13 августа парламент Ирана одобрил расширение финансирования ракетной программы страны и зарубежных военных операций КСИР. На эти цели будет дополнительно направлено $ 520 млн. Решение иранского Меджлиса объяснялось необходимостью борьбы с «авантюризмом» Соединённых Штатов и американскими санкциями против Ирана.
1 ноября в Тегеране состоялся трёхсторонний саммит России, Ирана и Азербайджана, в работе которого принял участие Владимир Путин. Визит российского лидера в Иране назвали «сигналом Трампу, который намеревается убить ядерную сделку».
Турция: скандалы с США, с Россией — сближение
Россия и Иран заметно сблизились с Турцией в вопросе сирийского урегулирования, который последние годы изрядно осложнял их отношения. Три гаранта перемирия в САР и учредители зон деэскалаций завершают год с уверенностью в том, что они вместе с самими сирийцами в состоянии дать многострадальной арабской республике мир и не нуждаются в чьей бы то ни было помощи со стороны.

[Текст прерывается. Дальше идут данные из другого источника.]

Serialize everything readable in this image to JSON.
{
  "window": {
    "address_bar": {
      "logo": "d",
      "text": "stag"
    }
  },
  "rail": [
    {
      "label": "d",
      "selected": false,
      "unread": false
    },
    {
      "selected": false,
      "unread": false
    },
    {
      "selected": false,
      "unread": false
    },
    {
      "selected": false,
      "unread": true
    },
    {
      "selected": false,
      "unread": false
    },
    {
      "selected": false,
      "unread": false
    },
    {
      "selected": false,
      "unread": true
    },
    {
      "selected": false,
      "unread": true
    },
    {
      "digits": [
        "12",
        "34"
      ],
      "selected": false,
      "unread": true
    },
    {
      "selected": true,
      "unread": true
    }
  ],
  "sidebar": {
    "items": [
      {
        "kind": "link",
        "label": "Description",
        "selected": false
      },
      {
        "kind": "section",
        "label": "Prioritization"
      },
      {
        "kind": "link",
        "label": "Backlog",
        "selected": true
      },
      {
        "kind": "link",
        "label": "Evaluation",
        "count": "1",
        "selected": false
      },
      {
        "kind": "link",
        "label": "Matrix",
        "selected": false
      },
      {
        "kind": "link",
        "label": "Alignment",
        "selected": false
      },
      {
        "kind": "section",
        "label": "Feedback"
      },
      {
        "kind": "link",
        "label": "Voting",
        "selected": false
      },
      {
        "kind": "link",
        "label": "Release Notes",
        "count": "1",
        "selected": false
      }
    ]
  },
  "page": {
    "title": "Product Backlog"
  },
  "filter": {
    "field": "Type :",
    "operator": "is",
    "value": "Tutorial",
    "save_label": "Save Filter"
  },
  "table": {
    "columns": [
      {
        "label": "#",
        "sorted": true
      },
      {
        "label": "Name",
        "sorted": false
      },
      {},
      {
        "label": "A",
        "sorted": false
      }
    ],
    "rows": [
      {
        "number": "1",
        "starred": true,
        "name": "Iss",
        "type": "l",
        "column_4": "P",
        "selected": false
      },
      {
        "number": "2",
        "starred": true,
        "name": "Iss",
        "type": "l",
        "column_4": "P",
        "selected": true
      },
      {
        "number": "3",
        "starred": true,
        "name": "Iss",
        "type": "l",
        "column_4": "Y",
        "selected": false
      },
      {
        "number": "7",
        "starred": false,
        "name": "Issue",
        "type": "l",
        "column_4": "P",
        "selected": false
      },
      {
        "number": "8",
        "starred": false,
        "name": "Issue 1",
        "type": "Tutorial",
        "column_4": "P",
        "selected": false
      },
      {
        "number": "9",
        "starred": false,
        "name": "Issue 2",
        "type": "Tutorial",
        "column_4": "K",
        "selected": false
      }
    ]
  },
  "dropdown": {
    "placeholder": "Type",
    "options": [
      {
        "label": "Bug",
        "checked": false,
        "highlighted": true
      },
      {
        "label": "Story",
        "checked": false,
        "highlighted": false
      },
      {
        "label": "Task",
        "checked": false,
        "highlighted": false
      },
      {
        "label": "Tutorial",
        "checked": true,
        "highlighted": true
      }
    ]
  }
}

Турция добилась успехов на севере Сирии, наконец завершив свою довольно невыразительную операцию «Щит Евфрата» против боевиков ИГ (началась 24 августа 2016 года). Со взятием в конце февраля города Аль-Баб на севере провинции Алеппо внимание турецкого военно-политического руководства переключилось на сирийских курдов. Ныне курдский анклав в долине Африн к северо-западу от Алеппо фокусирует на себе преимущественный интерес Анкары. Она добивается получения особых прав и привилегий в зоне деэскалации «Идлиб», планирует молниеносную операцию в Африне. Взамен на понимание России и Ирана в этом вопросе турецкое руководство готово пересмотреть свою непримиримую позицию к Дамаску и к Башару Асаду лично. Отставку последнего в качестве безоговорочного условия сирийского урегулирования Анкара отныне не требует.

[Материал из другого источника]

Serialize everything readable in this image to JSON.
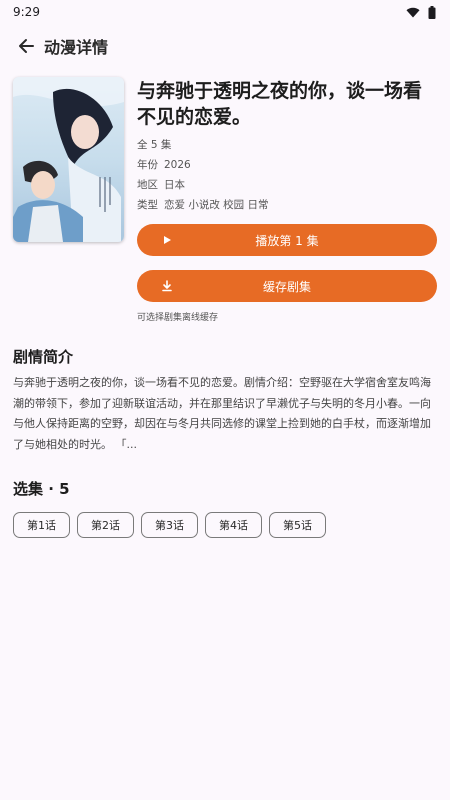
{
  "status_bar": {
    "time": "9:29",
    "icons": [
      "wifi-icon",
      "battery-icon"
    ]
  },
  "app_bar": {
    "title": "动漫详情",
    "back_icon": "arrow-back-icon"
  },
  "detail": {
    "title": "与奔驰于透明之夜的你，谈一场看不见的恋爱。",
    "episodes_count": "全 5 集",
    "year_label": "年份",
    "year": "2026",
    "region_label": "地区",
    "region": "日本",
    "genre_label": "类型",
    "genres": "恋爱 小说改 校园 日常"
  },
  "actions": {
    "play_label": "播放第 1 集",
    "play_icon": "play-icon",
    "download_label": "缓存剧集",
    "download_icon": "download-icon",
    "hint": "可选择剧集离线缓存"
  },
  "synopsis": {
    "heading": "剧情简介",
    "text": "与奔驰于透明之夜的你，谈一场看不见的恋爱。剧情介绍：空野驱在大学宿舍室友鸣海潮的带领下，参加了迎新联谊活动，并在那里结识了早濑优子与失明的冬月小春。一向与他人保持距离的空野，却因在与冬月共同选修的课堂上捡到她的白手杖，而逐渐增加了与她相处的时光。 「..."
  },
  "episodes": {
    "heading": "选集 · 5",
    "items": [
      "第1话",
      "第2话",
      "第3话",
      "第4话",
      "第5话"
    ]
  },
  "colors": {
    "accent": "#e76b25",
    "background": "#fcf8fd"
  }
}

Турецкий лидер Эрдоган по итогам конституционного референдума 16 апреля добился желаемого результата — дорога к переходу от парламентской к президентской республике открыта. Однако внутриполитический триумф Эрдогана, во многом носящий инерционный характер после подавленной в июле 2016 года попытки военного переворота, привёл к обратному внешнему эффекту. С ведущими странами ЕС отношения Турции испорчены основательно и надолго. Подтверждением тому стало, к примеру, вынужденное перебазирование немецкого контингента с турецкой базы «Инджирлик» в Иорданию. С новой американской администрацией диалог то же явно не задался.
Результативность визита Эрдогана в Вашингтон 16 мая оказалась близка к нулевой. Более того, вслед за ним в американо-турецких отношениях появились дополнительные раздражители. Охрана Эрдогана отметилась в столице США буйным нравом при разгоне акции протеста. В Америке к таким выходкам не привыкли, и выдали ордера на арест сразу дюжины телохранителей турецкого президента.

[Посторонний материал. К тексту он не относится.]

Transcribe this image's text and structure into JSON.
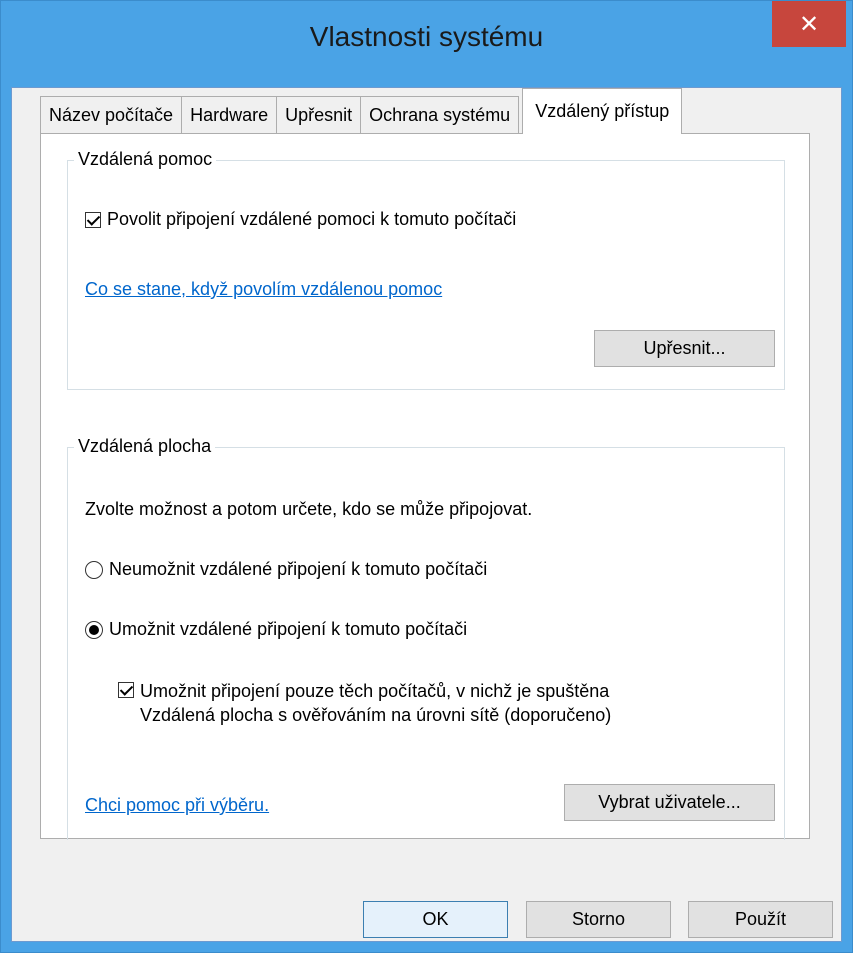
{
  "window": {
    "title": "Vlastnosti systému",
    "close_glyph": "✕"
  },
  "tabs": [
    {
      "label": "Název počítače"
    },
    {
      "label": "Hardware"
    },
    {
      "label": "Upřesnit"
    },
    {
      "label": "Ochrana systému"
    },
    {
      "label": "Vzdálený přístup",
      "active": true
    }
  ],
  "remote_assistance": {
    "legend": "Vzdálená pomoc",
    "checkbox_label": "Povolit připojení vzdálené pomoci k tomuto počítači",
    "checkbox_checked": true,
    "help_link": "Co se stane, když povolím vzdálenou pomoc",
    "advanced_button": "Upřesnit..."
  },
  "remote_desktop": {
    "legend": "Vzdálená plocha",
    "instruction": "Zvolte možnost a potom určete, kdo se může připojovat.",
    "radio_deny": "Neumožnit vzdálené připojení k tomuto počítači",
    "radio_allow": "Umožnit vzdálené připojení k tomuto počítači",
    "selected": "allow",
    "nla_line1": "Umožnit připojení pouze těch počítačů, v nichž je spuštěna",
    "nla_line2": "Vzdálená plocha s ověřováním na úrovni sítě (doporučeno)",
    "nla_checked": true,
    "help_link": "Chci pomoc při výběru.",
    "select_users_button": "Vybrat uživatele..."
  },
  "footer": {
    "ok": "OK",
    "cancel": "Storno",
    "apply": "Použít"
  },
  "colors": {
    "frame": "#4aa3e6",
    "close": "#c7463d",
    "link": "#0066cc"
  }
}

Затем отношения союзников по НАТО настигли ещё более крупные неприятности. Между ними в начале октября разразился дипломатический скандал. 4 октября турецкие власти арестовали сотрудника генконсульства США в Стамбуле, гражданина Турции. По данным следствия, задержанный связывался с полицейскими начальниками, военными, представителями судебной системы, аффилированными с «террористической организацией FETO».
Посольство США в Анкаре заявило, что выдвинутые обвинения против арестованного сотрудника генконсульства необоснованны и подрывают давние партнёрские отношения с Турцией. «Последние события заставили правительство США произвести переоценку приверженности правительства Турции к обеспечению безопасности объектов и персонала американской дипмиссии, — сообщили тогда в американской дипмиссии. — Наше посольство и консульства приостановили работу по выдаче неиммиграционных виз, чтобы уменьшить число посетителей».
Турецкое правительство зеркально ответило на решение США приостановить выдачу неиммиграционных виз во всех дипмиссиях на территории Турции, распорядившись сделать то же самое в консульских учреждениях страны на американской территории. Заявление, которое распространило посольство Анкары в Вашингтоне, точь-в-точь повторяло документ американцев. Это было сделано по личному распоряжению президента Эрдогана.